A battle painting was once made, which portrayed the Athenians slaying Spartan soldiers. One man, after seeing the painting, kept repeating how brave the Athenians were. A Spartan, fed up with this, finally replied, “Yes, in the painting!”
A lecturer once said that speech was the most important thing of all. Agis, king of Sparta, retorted that if that were the case, than if the lecturer were silent, he was worthless.
Ezzo, Count Palatine of Lotharingia, won his wife, Matilda of Germany, in a chess game. He played against her brother, Otto III, for her hand in marriage, and won.
The folding chess set was invented in France, in 1125. The bishop of Paris had forbidden priests from playing chess, but one chess-playing cleric was unable to resist, and so invented a folding chess set that, from the outside, looked like two books lying together.
According to Czech legend, John Faust was a Bohemian necromancer, whose name was St’astný, the Czech word for happy, the Latin word for which is Faustus, and thence Faust. During the Hussite Wars, he moved to Germany, changed his name to Faust von Kuttenberg, after the town of his birth, Kutná Hora, and invented the printing press, entering history as Johann Gutenberg.
Jan Erazim Vocel, in his poem The Labyrinth of Flory, tells of how after the defeat of the Taborites in 1434 at the Battle of Lipany, Jan Kutenský, yet another name for Johann Kuttenberg/Gutenberg, devoted himself to alchemy, and in pursuit of knowledge, sold his soul to the devil Duchamor.
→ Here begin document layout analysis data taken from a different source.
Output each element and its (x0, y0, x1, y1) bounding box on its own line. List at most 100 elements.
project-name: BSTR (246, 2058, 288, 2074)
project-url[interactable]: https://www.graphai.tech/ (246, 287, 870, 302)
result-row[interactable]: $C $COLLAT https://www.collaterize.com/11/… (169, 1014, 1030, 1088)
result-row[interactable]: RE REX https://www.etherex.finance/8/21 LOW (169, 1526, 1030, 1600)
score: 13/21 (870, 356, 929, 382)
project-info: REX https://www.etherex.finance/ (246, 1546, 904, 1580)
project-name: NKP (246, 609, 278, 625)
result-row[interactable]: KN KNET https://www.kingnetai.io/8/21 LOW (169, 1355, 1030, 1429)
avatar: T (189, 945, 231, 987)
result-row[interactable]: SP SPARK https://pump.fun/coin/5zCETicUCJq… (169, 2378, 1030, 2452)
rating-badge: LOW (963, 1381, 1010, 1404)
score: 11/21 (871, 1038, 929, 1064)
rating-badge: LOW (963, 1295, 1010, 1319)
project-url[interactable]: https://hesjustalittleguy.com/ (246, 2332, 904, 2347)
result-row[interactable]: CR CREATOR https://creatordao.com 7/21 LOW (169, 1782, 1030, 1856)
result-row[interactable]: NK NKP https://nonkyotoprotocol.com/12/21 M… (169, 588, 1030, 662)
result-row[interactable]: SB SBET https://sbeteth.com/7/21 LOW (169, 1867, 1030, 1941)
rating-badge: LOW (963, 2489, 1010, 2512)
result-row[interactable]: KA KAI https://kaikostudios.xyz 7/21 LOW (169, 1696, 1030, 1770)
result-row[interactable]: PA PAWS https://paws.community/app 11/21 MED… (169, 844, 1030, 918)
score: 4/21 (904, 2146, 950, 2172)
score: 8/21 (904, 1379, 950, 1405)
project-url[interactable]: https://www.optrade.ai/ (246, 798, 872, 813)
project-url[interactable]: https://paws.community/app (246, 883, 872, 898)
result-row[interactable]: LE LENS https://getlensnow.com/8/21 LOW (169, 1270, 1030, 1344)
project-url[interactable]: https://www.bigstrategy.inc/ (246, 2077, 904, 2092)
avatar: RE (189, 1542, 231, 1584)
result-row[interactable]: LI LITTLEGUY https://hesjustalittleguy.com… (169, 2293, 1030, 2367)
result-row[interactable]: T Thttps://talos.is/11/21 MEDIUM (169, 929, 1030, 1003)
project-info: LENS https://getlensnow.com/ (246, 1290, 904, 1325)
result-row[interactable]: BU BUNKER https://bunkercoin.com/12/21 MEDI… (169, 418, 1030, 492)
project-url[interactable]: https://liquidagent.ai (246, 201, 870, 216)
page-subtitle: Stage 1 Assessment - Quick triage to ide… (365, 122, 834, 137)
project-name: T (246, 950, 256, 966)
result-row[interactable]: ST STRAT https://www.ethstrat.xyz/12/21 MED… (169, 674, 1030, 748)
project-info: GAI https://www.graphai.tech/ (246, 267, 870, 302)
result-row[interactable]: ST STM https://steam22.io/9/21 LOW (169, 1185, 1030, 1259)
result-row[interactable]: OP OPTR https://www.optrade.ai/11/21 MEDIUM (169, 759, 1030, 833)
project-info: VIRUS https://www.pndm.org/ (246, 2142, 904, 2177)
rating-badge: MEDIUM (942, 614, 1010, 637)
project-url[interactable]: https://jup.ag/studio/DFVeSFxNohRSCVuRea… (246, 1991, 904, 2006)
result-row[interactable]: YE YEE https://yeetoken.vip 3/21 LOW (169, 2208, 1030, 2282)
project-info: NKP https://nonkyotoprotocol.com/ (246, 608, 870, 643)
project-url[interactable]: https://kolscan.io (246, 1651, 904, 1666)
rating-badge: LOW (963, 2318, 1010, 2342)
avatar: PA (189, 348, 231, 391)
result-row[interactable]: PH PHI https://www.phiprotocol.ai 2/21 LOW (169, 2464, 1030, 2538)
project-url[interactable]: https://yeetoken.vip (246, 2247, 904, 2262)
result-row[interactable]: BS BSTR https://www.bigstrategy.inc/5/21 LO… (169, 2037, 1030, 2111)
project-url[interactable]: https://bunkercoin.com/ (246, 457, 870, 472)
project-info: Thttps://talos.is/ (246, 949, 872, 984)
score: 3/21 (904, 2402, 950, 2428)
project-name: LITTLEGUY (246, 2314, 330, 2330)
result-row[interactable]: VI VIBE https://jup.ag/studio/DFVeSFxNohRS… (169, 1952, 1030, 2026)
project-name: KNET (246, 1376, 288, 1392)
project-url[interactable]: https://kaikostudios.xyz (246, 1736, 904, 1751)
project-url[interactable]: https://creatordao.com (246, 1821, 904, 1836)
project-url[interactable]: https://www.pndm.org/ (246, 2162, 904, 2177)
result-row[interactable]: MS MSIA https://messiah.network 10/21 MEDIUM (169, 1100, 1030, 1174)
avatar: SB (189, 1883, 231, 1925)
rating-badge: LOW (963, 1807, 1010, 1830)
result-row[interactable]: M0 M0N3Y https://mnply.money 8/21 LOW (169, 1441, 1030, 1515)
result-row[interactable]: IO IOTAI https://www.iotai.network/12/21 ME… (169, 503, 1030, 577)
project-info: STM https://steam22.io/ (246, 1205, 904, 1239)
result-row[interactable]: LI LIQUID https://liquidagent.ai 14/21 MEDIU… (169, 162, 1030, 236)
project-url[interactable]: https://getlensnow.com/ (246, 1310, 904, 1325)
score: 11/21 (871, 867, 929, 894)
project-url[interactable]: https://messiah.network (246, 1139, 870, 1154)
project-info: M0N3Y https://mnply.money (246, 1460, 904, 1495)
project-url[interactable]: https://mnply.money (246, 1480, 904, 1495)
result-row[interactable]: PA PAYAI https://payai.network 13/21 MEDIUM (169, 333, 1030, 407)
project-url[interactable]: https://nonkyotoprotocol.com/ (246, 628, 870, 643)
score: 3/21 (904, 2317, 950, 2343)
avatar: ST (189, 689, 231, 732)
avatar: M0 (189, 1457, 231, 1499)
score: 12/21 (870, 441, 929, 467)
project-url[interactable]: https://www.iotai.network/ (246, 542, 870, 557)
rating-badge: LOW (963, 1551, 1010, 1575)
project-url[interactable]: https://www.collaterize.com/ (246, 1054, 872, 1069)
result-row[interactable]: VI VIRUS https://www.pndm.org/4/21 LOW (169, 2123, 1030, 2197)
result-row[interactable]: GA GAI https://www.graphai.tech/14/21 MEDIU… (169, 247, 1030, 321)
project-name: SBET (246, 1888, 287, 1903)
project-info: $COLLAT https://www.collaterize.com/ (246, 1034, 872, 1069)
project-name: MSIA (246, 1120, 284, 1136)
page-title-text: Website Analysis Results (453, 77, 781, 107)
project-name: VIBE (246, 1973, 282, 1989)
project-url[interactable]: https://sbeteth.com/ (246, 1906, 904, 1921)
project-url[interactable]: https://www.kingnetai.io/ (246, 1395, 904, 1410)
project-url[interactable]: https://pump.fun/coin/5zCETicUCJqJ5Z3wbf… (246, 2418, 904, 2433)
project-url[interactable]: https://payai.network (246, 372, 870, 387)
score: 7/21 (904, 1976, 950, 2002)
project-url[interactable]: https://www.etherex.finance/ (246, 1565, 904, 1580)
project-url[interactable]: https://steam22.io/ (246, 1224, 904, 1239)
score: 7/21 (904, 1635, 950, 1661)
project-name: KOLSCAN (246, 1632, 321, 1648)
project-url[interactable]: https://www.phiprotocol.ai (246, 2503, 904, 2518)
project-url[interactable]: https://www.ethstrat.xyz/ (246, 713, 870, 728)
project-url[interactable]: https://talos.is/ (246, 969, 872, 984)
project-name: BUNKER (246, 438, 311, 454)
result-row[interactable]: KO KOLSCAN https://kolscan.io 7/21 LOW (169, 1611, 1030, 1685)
Ludmila, his beloved, sacrificed herself to free him from Duchamor’s clutches, and thereafter, Faust settled in Mainz and built the printing press.
The chapel at Cornell University, known as Sage Chapel, was enlarged and decorated in 1903 and 1904, gifts of William H. Sage. Among the new decorations included several angels, a feature that prompted Burt G. Wilder, Professor of Comparative Anatomy and Natural History, to refuse to enter Sage Chapel unless absolutely necessary. He was “outraged by the impossible musculature of angels with both wings and arms.”
There existed in the Soviet Union a well-known joke concerning Marx, Engels, and Lenin. Lenin’s advice to the Soviet youth was always, “Learn, learn, learn!” a saying evoked everywhere, and often found on the walls of school buildings as an exhortation to students.
The joke goes: Marx, Engels, and Lenin were all asked whether they would prefer a wife or a mistress. Karl Marx, with his unexpectedly bourgeois morality, answers, “A wife.” Friedrich Engels, infamous for his unconventional relationships with women, replies, “A mistress.” When Lenin is asked, though, he surprised them both by saying he would have both. Why is this? they wonder. Does the great revolutionary have a hidden prurient side? No, not at all, he explains. “That way, I can tell my wife I am with my mistress and I can tell my mistress I am with my wife.” What, then, will you do? “I will find a solitary place to be by myself and learn, learn, learn!”